Saar Statute
- Type: Bilateral treaty
- Signed: 27 October 1956
- Location: Paris, France
- Original signatories: France; West Germany;
- Ratifiers: France; West Germany;

= Saar statute =

1954 territorial settlement between France and West Germany

The Saar Statute was a Franco-West German agreement signed in 1954 which resulted from lengthy diplomatic negotiations between France and West Germany. It helped to pave the way for a more modern Europe following post World War II tensions and geo-political disputes. The incorporation of the Saarland was finalized on 1 January 1957.

==Background==

In 1947 the Saar protectorate was separated from the French occupied zone in Germany and entered into a customs, economic and monetary union with France. The Saar Regional Government did enjoy political autonomy but remained under the authority of the High Commissioner, Gilbert Grandval, who represented the French Government. A real economic frontier between the Saar and the rest of Germany therefore existed. The Americans and the British were quick to block France from integrating with the Saar more closely.

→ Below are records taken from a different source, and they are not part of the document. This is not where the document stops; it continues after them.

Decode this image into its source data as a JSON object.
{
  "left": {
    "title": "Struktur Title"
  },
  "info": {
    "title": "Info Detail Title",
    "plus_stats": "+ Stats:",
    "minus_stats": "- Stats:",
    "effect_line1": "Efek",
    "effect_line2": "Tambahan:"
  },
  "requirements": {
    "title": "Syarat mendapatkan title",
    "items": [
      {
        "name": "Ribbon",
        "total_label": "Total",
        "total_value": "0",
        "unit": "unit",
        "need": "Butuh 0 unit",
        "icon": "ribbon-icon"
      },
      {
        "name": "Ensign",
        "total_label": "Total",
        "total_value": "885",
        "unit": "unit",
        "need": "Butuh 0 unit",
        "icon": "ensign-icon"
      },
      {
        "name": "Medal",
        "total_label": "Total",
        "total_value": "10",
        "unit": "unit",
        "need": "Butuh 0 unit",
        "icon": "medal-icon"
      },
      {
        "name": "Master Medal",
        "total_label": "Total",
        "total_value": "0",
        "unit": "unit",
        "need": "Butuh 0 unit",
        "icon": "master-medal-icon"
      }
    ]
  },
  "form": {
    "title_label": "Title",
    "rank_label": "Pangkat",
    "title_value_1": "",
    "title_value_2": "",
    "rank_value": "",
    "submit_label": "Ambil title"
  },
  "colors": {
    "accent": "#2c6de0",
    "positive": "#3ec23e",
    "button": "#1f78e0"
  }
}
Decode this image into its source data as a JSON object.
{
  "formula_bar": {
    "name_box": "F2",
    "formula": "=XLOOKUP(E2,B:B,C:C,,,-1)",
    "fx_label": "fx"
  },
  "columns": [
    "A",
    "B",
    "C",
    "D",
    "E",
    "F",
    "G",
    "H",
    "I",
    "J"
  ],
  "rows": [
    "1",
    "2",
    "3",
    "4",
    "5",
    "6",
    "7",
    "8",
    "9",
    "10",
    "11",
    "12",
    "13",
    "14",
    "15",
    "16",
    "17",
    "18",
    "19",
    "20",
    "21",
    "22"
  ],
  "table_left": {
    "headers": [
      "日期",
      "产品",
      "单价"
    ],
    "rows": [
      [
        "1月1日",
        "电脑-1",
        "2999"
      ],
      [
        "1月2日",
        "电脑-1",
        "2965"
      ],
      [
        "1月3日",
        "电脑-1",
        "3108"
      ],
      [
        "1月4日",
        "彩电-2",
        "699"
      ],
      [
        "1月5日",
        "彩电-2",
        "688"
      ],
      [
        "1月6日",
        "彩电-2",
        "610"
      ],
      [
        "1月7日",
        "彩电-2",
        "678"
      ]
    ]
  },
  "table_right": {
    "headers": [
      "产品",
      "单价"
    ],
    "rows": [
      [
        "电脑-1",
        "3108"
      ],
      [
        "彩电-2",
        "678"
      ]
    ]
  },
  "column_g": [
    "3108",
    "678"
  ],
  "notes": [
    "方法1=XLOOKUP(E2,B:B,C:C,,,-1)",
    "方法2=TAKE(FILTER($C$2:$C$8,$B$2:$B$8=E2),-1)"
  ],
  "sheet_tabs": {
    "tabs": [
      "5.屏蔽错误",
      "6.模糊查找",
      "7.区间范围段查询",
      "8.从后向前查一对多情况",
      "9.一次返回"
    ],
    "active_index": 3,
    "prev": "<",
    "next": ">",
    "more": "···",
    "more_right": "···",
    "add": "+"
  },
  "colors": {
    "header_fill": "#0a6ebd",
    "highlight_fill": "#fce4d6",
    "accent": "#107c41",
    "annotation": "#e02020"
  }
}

The German Government called openly for an end to the special status granted to the Saar and for its reunification with the remainder of the Federal Republic of Germany (FRG). Chancellor Konrad Adenauer made use of the platform provided by the Council of Europe to try to bring pressure to bear on France on the issue of making the Saar once more part of Germany. Because of its own political, economic and military interests, France refused to consider these requests but finally signed the Treaty establishing the European Coal and Steel Community (ECSC) on behalf of the Saarbrücken Government. The Landtag of the Saar appointed its own representatives to the Common Assembly and controversy continued even though compromises had been reached.

==Towards a Statute==

In 1953, the Council of Europe resumed talks aimed at finding a solution to the Saar question and in the Assembly, the Dutch delegate, Marinus van der Goes van Naters, proposed that the Saar be given the status of a European territory. Increasing international pressure forced France to compromise and on 23 October 1954, the Federal Republic of Germany (FRG) and France signed the Paris Agreements which ended the occupation of West Germany and set out the terms for resolving the Saar issue. It was agreed that the region would be given the status of a European territory within the enlarged framework of Western European Union (WEU). However, the agreement still had to be ratified by the inhabitants of the Saar, who were still not content with the French presence.

==Signing==

In the Saar Statute referendum of 23 October 1955, 67.7% of the electorate in the Saar rejected the European territory status proposed in the Paris Agreements. France was therefore forced to accept the return of the Saar to Germany. On 27 October 1956, the Luxembourg Agreements, signed by France and the Federal Republic, provided for the political reintegration of the Saar into West Germany on 1 January 1957. The signing of this Agreement finally put an end to a territorial dispute in Franco-West German relations, and it served to further facilitate negotiations regarding the canalisation of the Moselle River from France, through Luxembourg to West Germany.